The government of Somaliland asked Notre Dame computer science professor Kevin Bowyer with graduate students Amanda Sgroi and Estefan Ortiz to use their iris recognition biometric research to improve the legitimacy of their elections. Somaliland is a self-declared independent state directly north of Somalia recognized by the international community and U.S. as an autonomous region of Somalia. According to a College of Engineering press release, it is transforming into a rare, multiparty democracy in the Horn of Africa and is working to establish honest, respected elections. “Someone in Somaliland sent me an e-mail asking me to help with improving their voting register,” Bowyer said. “They said they wanted to use iris-recognition technology and asked us for help. The ultimate goal is that you can only vote one time,” Sgroi said. “If you’re trying to vote a second time, then the iris recognition system is going to block you before you can even cast your ballot.”

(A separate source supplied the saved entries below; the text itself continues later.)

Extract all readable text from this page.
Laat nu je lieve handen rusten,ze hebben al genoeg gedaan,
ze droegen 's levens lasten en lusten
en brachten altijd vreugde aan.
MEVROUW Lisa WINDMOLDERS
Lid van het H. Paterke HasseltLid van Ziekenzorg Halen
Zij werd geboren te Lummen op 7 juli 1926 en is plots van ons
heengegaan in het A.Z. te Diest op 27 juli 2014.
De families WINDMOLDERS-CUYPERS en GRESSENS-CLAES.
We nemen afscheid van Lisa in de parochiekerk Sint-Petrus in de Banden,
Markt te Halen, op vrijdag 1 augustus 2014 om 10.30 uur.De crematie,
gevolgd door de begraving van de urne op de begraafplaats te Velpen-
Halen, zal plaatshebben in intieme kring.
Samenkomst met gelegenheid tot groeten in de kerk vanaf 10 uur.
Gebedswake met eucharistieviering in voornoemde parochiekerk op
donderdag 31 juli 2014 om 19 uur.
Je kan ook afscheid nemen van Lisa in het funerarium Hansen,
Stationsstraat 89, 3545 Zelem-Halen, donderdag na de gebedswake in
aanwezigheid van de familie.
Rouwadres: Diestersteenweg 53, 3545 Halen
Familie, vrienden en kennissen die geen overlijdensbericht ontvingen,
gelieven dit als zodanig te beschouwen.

Bowyer said they kept in constant e-mail contact with the Somaliland government and were able to produce results that they could use to help achieve the Somaliland government nation status within a short period of time. In the press release, he said the data acquisition for the field study took place over a five-day period in registration centers in Hargeisa, the Somaliland capital, and Baki, a town 60 miles away from Hargeisa. The data was transferred electronically to the Notre Dame team, who sent the results back after conducting iris recognition analysis.
“They wanted to take some current technology, go to a couple of towns take some data and seed it with some duplicates,” Bowyer said. “They wanted to give us the data basically, if we could tell them which registration belonged to the same person and which actually belong to different people.”